No entanto, Draghi enfatizou que "o governo não pode ser feito sem o M5S" porque o partido dá "uma contribuição importante e estou certo de que continuarão a fazê-lo nos próximos meses".

Ontem, o premiê italiano deixou a cúpula da Otan em Madri para retornar a Roma e liderar a reunião do Conselho de Ministros sobre medidas econômicas em meio a tensões no governo, principalmente após o ex-premiê italiano e líder do M5S Giuseppe Conte acusar Draghi de ter pedido para o fundador do partido, Beppe Grillo, para retirá-lo do comando.

A tensão levantou temores pela continuidade da administração. O chefe de governo, porém, negou a pressão e afirmou que "Conte confirmou que não está disposto a deixar a coalizão".

"O governo nasceu com o M5S, não se satisfaz com apoios externos, porque valoriza demasiado sua contribuição para se satisfazer com apoios externos", ressaltou Draghi, explicando que está em contato com Conte para tentar aliviar a crise.

Além disso, o italiano enfatizou que este é o último governo legislativo em que será primeiro-ministro.

Seca -

Durante a coletiva de imprensa, Draghi explicou que o governo italiano está trabalhando com a maior urgência para intervir contra a terrível seca que atingiu o país, especialmente a agricultura no centro-norte.

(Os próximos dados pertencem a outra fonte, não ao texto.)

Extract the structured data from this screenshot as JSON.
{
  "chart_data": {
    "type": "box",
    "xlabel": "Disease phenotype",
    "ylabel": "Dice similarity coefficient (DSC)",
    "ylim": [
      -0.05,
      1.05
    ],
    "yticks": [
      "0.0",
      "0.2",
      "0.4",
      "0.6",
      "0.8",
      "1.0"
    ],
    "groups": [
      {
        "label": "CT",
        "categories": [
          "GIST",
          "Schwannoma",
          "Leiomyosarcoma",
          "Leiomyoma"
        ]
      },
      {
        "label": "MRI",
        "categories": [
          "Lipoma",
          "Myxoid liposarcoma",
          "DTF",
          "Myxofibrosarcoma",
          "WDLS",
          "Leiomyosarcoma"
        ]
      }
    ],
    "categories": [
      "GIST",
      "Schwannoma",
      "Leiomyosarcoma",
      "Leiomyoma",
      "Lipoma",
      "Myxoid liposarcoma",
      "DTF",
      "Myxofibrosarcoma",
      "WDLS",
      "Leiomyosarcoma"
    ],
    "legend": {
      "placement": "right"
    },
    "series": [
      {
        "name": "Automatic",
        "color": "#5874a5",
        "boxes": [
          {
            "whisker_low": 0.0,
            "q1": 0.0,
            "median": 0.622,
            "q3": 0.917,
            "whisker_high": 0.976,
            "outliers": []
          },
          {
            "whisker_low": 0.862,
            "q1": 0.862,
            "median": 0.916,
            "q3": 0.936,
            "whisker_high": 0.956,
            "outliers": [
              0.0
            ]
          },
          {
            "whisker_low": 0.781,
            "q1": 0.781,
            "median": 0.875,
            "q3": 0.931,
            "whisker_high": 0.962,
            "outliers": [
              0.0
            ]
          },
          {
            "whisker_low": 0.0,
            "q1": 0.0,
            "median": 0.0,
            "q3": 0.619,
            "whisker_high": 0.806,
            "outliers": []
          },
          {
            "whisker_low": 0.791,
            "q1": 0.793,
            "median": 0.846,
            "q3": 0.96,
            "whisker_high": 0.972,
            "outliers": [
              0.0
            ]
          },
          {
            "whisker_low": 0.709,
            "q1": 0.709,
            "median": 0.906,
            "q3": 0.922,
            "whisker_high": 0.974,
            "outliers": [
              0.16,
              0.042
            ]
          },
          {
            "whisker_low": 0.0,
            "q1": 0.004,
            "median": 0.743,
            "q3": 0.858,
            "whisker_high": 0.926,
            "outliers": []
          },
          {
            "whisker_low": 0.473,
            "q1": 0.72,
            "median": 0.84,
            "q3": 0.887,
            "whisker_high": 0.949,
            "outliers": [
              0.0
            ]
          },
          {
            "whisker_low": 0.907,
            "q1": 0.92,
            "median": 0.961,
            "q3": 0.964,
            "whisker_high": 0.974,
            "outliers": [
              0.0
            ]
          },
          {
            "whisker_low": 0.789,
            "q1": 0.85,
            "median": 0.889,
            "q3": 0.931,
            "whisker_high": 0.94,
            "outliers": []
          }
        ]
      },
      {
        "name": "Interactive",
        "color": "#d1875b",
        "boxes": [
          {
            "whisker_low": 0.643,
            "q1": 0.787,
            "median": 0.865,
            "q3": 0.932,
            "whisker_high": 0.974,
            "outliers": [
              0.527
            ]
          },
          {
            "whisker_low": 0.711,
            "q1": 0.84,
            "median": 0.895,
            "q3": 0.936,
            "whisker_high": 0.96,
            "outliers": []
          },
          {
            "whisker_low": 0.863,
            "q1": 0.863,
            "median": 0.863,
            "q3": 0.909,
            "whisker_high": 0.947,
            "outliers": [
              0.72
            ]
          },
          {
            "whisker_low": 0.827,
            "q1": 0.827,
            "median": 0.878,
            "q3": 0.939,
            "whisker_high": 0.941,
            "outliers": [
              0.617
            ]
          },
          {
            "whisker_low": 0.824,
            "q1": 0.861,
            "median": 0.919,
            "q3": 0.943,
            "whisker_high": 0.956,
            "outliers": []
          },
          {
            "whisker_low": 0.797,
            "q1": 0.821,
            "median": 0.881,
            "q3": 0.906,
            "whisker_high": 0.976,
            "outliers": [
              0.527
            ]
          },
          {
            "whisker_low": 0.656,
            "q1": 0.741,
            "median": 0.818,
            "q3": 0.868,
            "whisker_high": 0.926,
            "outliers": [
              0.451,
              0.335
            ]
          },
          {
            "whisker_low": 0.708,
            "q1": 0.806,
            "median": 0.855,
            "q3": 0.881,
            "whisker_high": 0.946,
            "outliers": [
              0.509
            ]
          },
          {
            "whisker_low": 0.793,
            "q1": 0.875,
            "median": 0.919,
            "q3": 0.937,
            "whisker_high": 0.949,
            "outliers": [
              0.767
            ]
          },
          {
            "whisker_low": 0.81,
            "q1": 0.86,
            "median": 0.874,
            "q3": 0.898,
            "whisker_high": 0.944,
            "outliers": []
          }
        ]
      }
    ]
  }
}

"Na bacia do Padano é a crise hídrica mais grave dos últimos 70 anos, segundo a análise das autoridades distritais do rio Pó. A crise hídrica tem duas categorias de causas: uma é o déficit pluviométrico dos últimos três anos, tendo em vista que as chuvas foram escassas, e outra é o fato de as temperaturas aumentarem em geral.